Il faut aimer les bêtes sans qui le monde serait atrocement vide. Elles sont les expressions vivantes et colorées de l’inépuisable richesse du possible.

Que l’homme serait malheureux sans la compagnie des bêtes qui constellent le toit de la pensée de mille picotements bénis.

De même que la pensée n’est pas un acte solitaire, puisqu’elle s’inscrit dans un carrefour mouvant d’idées tissées tout au long des siècles et dont elle hérite à chaque instant, elle enveloppe dans son acte toute la création, et en premier lieu les bêtes, ces amis de longtemps qui poursuivent dans l’ordre immuable de la nature leur métamorphose incessante. Dans l’acte de penser la création vient se recueillir à la pointe du cœur pour y puiser la force nouvelle de son expansion dans l’inachevé.

Il faut aimer les bêtes car nous sommes bêtes à demi, en sorte que ce qui fait notre humanité ne serait rien sans cette part animale, plus ancienne que la pensée, et qui vient s’y réfléchir et l’éclairer subitement.

Les bêtes ont moins peur que les hommes parce qu’elles ne sont pas soumise à la dramaturgie du cœur.

Les bêtes ne vivront en harmonie avec les hommes que lorsque ceux-ci cesseront de les manger sans appétit.

Tous les animaux qui peuplent la création circulent dans le sang humain où ils puisent la force de poursuivre leur métamorphose.

Au fond, on écrit pour lâcher son humanité et ramper dans l’invisible.
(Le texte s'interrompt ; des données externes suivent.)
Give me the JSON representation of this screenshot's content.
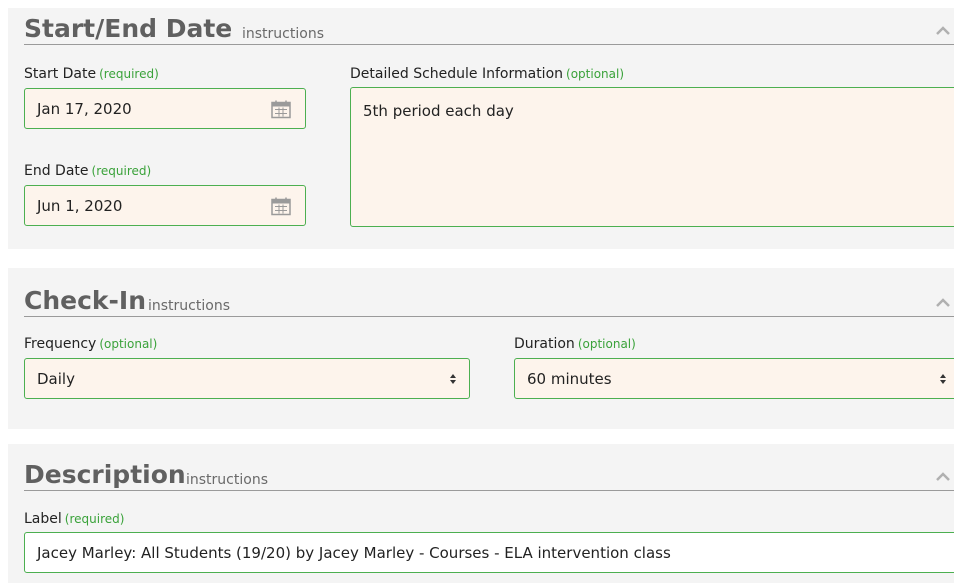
{
  "startEnd": {
    "title": "Start/End Date",
    "instructions": "instructions",
    "startDate": {
      "label": "Start Date",
      "req": "(required)",
      "value": "Jan 17, 2020"
    },
    "endDate": {
      "label": "End Date",
      "req": "(required)",
      "value": "Jun 1, 2020"
    },
    "schedule": {
      "label": "Detailed Schedule Information",
      "req": "(optional)",
      "value": "5th period each day"
    }
  },
  "checkIn": {
    "title": "Check-In",
    "instructions": "instructions",
    "frequency": {
      "label": "Frequency",
      "req": "(optional)",
      "value": "Daily"
    },
    "duration": {
      "label": "Duration",
      "req": "(optional)",
      "value": "60 minutes"
    }
  },
  "description": {
    "title": "Description",
    "instructions": "instructions",
    "labelField": {
      "label": "Label",
      "req": "(required)",
      "value": "Jacey Marley: All Students (19/20) by Jacey Marley - Courses - ELA intervention class"
    }
  },
  "colors": {
    "accent": "#4caf50",
    "required": "#3aa23a",
    "inputBg": "#fdf4ec",
    "panelBg": "#f4f4f4"
  }
}
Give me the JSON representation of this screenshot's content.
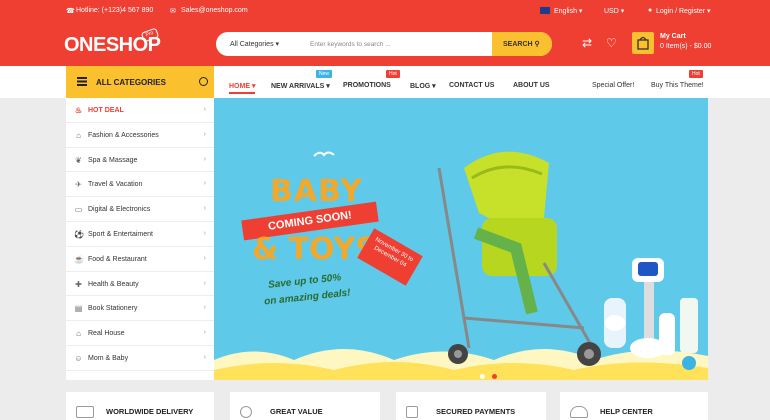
{
  "topbar": {
    "hotline": "Hotline: (+123)4 567 890",
    "email": "Sales@oneshop.com",
    "language": "English",
    "currency": "USD",
    "account": "Login / Register"
  },
  "header": {
    "logo": "ONESHOP",
    "logo_tag": "Pro",
    "search_category": "All Categories",
    "search_placeholder": "Enter keywords to search ...",
    "search_button": "SEARCH",
    "cart_title": "My Cart",
    "cart_summary": "0 Item(s) - $0.00"
  },
  "nav": {
    "all_categories": "ALL CATEGORIES",
    "items": [
      {
        "label": "HOME",
        "dropdown": true
      },
      {
        "label": "NEW ARRIVALS",
        "dropdown": true,
        "badge": "New"
      },
      {
        "label": "PROMOTIONS",
        "badge": "Hot"
      },
      {
        "label": "BLOG",
        "dropdown": true
      },
      {
        "label": "CONTACT US"
      },
      {
        "label": "ABOUT US"
      }
    ],
    "right": [
      "Special Offer!",
      "Buy This Theme!"
    ],
    "right_badge": "Hot"
  },
  "sidebar": [
    {
      "label": "HOT DEAL",
      "icon": "flame-icon"
    },
    {
      "label": "Fashion & Accessories",
      "icon": "shirt-icon"
    },
    {
      "label": "Spa & Massage",
      "icon": "spa-icon"
    },
    {
      "label": "Travel & Vacation",
      "icon": "travel-icon"
    },
    {
      "label": "Digital & Electronics",
      "icon": "monitor-icon"
    },
    {
      "label": "Sport & Entertaiment",
      "icon": "sport-icon"
    },
    {
      "label": "Food & Restaurant",
      "icon": "food-icon"
    },
    {
      "label": "Health & Beauty",
      "icon": "health-icon"
    },
    {
      "label": "Book Stationery",
      "icon": "book-icon"
    },
    {
      "label": "Real House",
      "icon": "house-icon"
    },
    {
      "label": "Mom & Baby",
      "icon": "baby-icon"
    }
  ],
  "banner": {
    "title1": "BABY",
    "ribbon": "COMING SOON!",
    "title2": "& TOYS",
    "date": "November 30 to December 04",
    "promo1": "Save up to 50%",
    "promo2": "on amazing deals!"
  },
  "features": [
    "WORLDWIDE DELIVERY",
    "GREAT VALUE",
    "SECURED PAYMENTS",
    "HELP CENTER"
  ],
  "colors": {
    "primary": "#ee3f32",
    "accent": "#fbc02d",
    "banner_sky": "#5ec9e8"
  }
}
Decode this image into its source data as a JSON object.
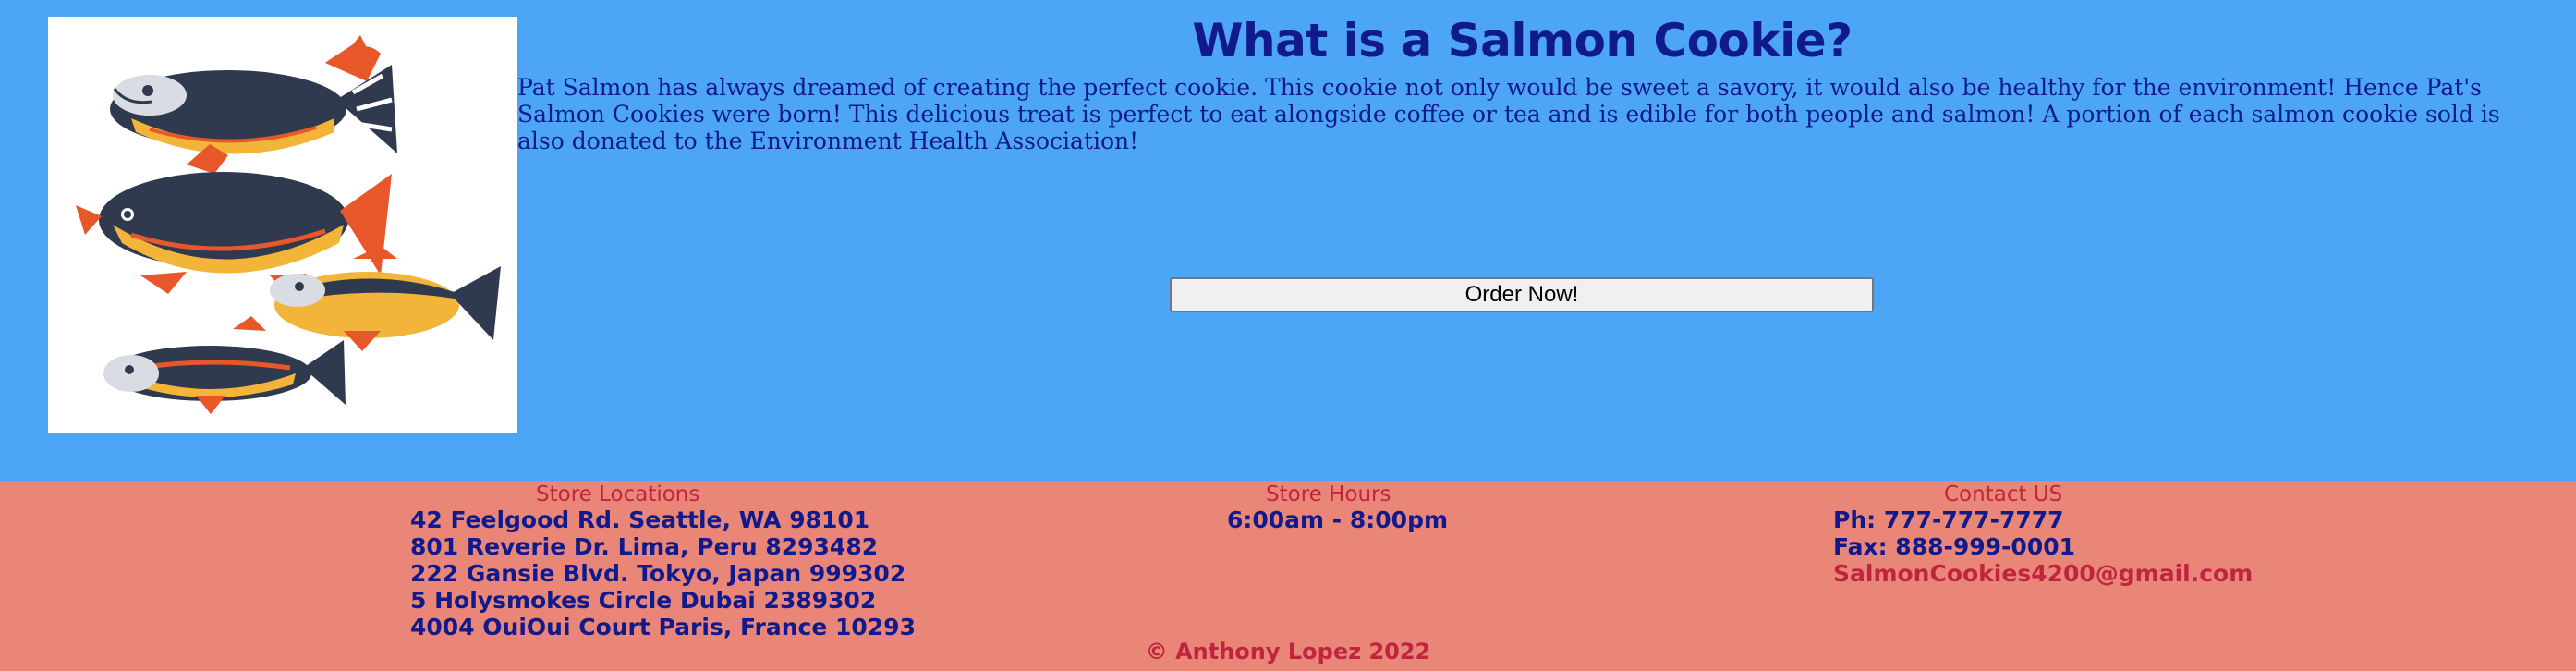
{
  "hero": {
    "title": "What is a Salmon Cookie?",
    "intro": "Pat Salmon has always dreamed of creating the perfect cookie. This cookie not only would be sweet a savory, it would also be healthy for the environment! Hence Pat's Salmon Cookies were born! This delicious treat is perfect to eat alongside coffee or tea and is edible for both people and salmon! A portion of each salmon cookie sold is also donated to the Environment Health Association!",
    "order_label": "Order Now!",
    "image_icon": "salmon-fish-illustration"
  },
  "footer": {
    "locations": {
      "heading": "Store Locations",
      "lines": [
        "42 Feelgood Rd. Seattle, WA 98101",
        "801 Reverie Dr. Lima, Peru 8293482",
        "222 Gansie Blvd. Tokyo, Japan 999302",
        "5 Holysmokes Circle Dubai 2389302",
        "4004 OuiOui Court Paris, France 10293"
      ]
    },
    "hours": {
      "heading": "Store Hours",
      "lines": [
        "6:00am - 8:00pm"
      ]
    },
    "contact": {
      "heading": "Contact US",
      "phone": "Ph: 777-777-7777",
      "fax": "Fax: 888-999-0001",
      "email": "SalmonCookies4200@gmail.com"
    },
    "copyright": "© Anthony Lopez 2022"
  },
  "colors": {
    "background": "#4da6f5",
    "footer": "#e98677",
    "text": "#101a8c",
    "accent": "#c0243f"
  }
}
On écrit pour brûler son humanité au feu sacré du devenir animal qui constitue notre ressource la plus authentique.

Les bêtes sont pleines de compassion envers les hommes qui ne savent pas mourir.

Les bêtes n’ont pas besoin de se faire violence pour habiter l’espace introuvable du possible, elles y sont plongées de toute éternité et y jouissent d’une vie parfaite et sans défaut.

L’homme a la garde de l’animal qui veille sur lui depuis la profondeur inaltérable de son silence.

Le sort réservé aux animaux dans l’élevage et l’abatage industriel fait honte au devenir animal dont nous sommes les perpétuels héritiers.

On étourdit les animaux avant de les égorger de même qu’on instruit les hommes avant de les livrer à l’asphyxie du songe.

La brute épaisse quand elle saisit le cou du poulet frémissant pour le tordre et le broyer entre ses mains noueuses, souille le principe de vie dont elle se croit l’expression glorieuse.

Quiconque tue un animal par plaisir, par paresse ou par distraction porte atteinte à la distribution des forces de vie qui structurent l’univers. Ce faisant, c’est sa place dans l’univers qui se trouve remise en cause.

Si l’univers est un immense abattoir, le cœur de l’homme est un bouge où il ne fait pas bon s’attarder.